A statement was released by the six members of the electric car maker’s board of directors, after Mr. Musk has tweeted to say that he had the financing of the company.
The council had “met several times over the last week” to discuss going private, the statement said.
They said that this “discussion about how to be private to better serve Tesla’s long-term interests”.
Mr. Musk said in his tweet on Tuesday that shareholders would be offered $420(£326) per share, valuing the company at more than $70bn.
This would be the largest part of his nature, the exceeding of the purchase of the utility TXU Corp in 2007 for $ 44bn by a consortium.
The brief statement by six of the nine directors of the commission stated that the discussions about taking the company private has also considered the funding of this place.”‘Wild swings d”
Mr. Musk had “opened a discussion with the board of directors of” last week, the six directors said. They did not include Mr. Musk, his brother, Kimbal Musk, and Steve Jurvetson, a venture capital firm.
The shares reached a peak of $368 after Mr. Musk’s tweets, before being interrupted on the stock market. They were trading above $380 shortly after the members of the commission have issued their statement. Shares are edging towards their record high of $385, they have touched close to a year.
Mr. Musk had written to staff on Tuesday to explain why he wanted to take the company private. “As a public company, we are subject to the wild fluctuations in the market price of our shares, which may be an important source of distraction for all those who work at Tesla, who are all shareholders,” he wrote.
“Being public, subjects us to the quarterly profit cycle that puts a lot of pressure on Tesla to make decisions that can be good for a given quarter, but not necessarily for the long term,” Mr. Musk wrote.
He added that the company was “the most shorted stock in the history of the stock exchange” – a trading strategy that assumes a share, the price will drop – so “being public means that there are a large number of people who have the incentive to attack society”.
These operators are likely to have lost money when the share price rose on the announcement of a withdrawal of the list.
Mr.

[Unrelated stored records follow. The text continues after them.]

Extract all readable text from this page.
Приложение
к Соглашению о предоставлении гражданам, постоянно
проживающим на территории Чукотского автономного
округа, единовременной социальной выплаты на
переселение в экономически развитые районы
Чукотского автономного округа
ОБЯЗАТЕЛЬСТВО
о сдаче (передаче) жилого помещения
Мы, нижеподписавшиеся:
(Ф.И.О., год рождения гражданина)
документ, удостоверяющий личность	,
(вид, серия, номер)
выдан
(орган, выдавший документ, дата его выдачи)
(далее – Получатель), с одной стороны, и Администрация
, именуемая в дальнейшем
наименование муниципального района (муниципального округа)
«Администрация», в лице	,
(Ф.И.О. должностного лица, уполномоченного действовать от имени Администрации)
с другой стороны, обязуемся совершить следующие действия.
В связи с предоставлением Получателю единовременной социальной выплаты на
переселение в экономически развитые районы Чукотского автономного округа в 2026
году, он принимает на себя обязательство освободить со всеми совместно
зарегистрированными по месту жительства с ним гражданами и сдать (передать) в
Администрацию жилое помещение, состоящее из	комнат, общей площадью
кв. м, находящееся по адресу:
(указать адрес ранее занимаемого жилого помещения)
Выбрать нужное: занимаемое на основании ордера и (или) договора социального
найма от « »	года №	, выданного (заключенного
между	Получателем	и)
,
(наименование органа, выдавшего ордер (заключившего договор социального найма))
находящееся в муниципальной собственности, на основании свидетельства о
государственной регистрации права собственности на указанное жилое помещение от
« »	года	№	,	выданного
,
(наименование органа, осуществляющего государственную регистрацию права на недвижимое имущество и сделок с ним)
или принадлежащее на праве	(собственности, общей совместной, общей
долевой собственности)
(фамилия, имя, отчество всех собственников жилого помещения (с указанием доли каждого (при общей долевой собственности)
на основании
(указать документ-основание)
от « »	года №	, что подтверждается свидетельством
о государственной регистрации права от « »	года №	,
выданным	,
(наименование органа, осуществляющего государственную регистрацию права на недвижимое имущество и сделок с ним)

Musk already holds 20% of the company, and has declared its intention to take the company private was not to increase his personal holding.
Steven Kaplan, a professor at the University of Chicago who researches private equity, has said it would be difficult for Mr. Musk to raise the necessary funding when Tesla has not yet made a profit.
“The company is cash flow negative. How do you use the debt securities on a company that is cash flow negative?” he said.